The mobile microscopy platform weighs 190 grams and consists of a compact laser diode (450 nm, 75 mW), coverslip, miniature dovetail stage (for focusing the sample image), external lens and a filter for the smartphone lens. The laser excites fluorescently labeled DNA molecules underneath the coverslip; the image of the magnified DNA molecule is formed on the phone’s CMOS sensor-chip. The interference filters suppress background noise from the excitation beam, creating strong dark-field performance.
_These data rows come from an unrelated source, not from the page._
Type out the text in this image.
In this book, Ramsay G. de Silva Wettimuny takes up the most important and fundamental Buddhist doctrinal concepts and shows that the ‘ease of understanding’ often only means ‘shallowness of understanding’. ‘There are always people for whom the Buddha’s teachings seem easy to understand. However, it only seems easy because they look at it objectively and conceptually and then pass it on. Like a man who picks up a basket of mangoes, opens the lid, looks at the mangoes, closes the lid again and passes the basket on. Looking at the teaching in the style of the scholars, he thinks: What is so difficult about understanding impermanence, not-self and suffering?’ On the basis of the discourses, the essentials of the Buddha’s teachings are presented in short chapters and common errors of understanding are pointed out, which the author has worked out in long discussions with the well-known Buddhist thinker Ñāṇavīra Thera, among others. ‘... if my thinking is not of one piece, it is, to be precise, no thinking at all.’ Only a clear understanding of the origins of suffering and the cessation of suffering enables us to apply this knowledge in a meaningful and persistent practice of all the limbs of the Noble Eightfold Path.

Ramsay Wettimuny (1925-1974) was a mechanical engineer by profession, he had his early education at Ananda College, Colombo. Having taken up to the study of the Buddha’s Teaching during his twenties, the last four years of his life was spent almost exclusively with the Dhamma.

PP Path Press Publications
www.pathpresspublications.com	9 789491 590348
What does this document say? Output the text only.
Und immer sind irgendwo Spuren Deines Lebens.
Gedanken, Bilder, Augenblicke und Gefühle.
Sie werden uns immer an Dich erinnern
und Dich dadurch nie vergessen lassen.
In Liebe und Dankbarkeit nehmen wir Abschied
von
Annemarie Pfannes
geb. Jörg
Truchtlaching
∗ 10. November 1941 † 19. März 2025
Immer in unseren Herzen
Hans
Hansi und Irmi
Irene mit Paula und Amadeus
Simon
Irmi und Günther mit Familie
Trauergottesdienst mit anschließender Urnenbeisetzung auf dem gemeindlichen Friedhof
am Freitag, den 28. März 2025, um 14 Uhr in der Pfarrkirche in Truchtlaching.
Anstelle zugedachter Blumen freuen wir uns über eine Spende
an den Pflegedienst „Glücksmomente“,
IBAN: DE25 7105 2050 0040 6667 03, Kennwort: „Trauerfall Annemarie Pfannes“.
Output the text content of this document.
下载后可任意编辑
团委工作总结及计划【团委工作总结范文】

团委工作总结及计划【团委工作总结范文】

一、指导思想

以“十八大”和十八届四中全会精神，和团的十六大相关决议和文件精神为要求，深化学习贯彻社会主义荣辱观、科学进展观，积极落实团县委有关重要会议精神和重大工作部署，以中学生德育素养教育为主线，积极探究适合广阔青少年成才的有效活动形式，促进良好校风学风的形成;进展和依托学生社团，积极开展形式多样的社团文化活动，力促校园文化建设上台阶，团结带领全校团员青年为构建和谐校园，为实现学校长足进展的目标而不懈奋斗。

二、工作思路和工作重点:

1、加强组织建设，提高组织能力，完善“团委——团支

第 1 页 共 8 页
The team demonstrated measurement accuracy of less than 1 kbp for DNA strands 10 kbp and longer. This level of accuracy is suitable for investigating genetically linked diseases like Alzheimer’s and some cancers, as well as for informing research of DNA-protein interactions and gene mapping.
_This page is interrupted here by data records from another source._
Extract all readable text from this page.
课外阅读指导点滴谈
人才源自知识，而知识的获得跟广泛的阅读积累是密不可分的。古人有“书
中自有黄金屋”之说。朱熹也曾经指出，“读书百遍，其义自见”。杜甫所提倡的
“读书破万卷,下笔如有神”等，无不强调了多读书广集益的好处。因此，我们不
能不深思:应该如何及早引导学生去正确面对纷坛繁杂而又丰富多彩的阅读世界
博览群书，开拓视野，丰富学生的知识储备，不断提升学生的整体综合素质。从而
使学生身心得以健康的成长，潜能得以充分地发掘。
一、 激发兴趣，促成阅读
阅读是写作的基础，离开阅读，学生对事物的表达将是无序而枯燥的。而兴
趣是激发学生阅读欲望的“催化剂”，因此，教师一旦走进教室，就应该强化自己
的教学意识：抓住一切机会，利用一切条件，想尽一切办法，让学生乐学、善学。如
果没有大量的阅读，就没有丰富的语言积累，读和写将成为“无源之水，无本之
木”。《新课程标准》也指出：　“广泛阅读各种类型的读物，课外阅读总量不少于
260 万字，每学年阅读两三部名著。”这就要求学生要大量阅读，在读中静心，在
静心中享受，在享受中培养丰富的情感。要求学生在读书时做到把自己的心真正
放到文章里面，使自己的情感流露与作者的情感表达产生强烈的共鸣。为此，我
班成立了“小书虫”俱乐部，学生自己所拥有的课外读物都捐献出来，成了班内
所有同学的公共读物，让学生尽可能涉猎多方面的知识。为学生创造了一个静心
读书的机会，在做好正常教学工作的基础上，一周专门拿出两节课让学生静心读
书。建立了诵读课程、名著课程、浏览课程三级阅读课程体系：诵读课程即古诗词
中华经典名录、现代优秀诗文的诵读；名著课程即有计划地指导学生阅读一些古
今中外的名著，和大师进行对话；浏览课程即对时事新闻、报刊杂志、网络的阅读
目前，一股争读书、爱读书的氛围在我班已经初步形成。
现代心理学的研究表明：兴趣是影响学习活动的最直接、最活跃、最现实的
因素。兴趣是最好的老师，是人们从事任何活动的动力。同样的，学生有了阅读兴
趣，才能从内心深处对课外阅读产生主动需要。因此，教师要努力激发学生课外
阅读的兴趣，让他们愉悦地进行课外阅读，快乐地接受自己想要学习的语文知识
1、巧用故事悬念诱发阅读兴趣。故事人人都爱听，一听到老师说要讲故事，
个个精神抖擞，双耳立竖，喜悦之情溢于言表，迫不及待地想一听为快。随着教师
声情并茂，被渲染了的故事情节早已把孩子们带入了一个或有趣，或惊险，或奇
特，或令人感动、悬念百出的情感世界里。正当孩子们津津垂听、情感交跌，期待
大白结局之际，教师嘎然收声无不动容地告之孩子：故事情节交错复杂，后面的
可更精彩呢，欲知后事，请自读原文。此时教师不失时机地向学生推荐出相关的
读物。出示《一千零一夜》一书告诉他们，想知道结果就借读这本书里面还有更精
Aydogan Ozcan and his UCLA colleagues also designed the computer interface for the microscopy unit. A smartphone app communicates the raw images from the microscope with a back-end (cloud) server for quick digital processing. The resulting images can be viewed on the smartphone screen as well as remote PCs.
For strands 5kb in length, the microscopy unit does not work as well as traditional benchtop microscopes. This discrepancy stems from the limited spatial resolution and weak signal-to-noise ratio of smartphones, which could be resolved by switching the external lens to a higher numerical aperture. The authors also envision improving their imaging technique with special substrates—like plasmonic metal films or nanostructure arrays—to increase the fluorescent signal of the labeled DNA molecules.
The authors estimate the cost of their device to be US$400—significantly cheaper than traditional bench-top fluorescent microscopes. They also believe that the cost could be reduced with large-volume manufacturing.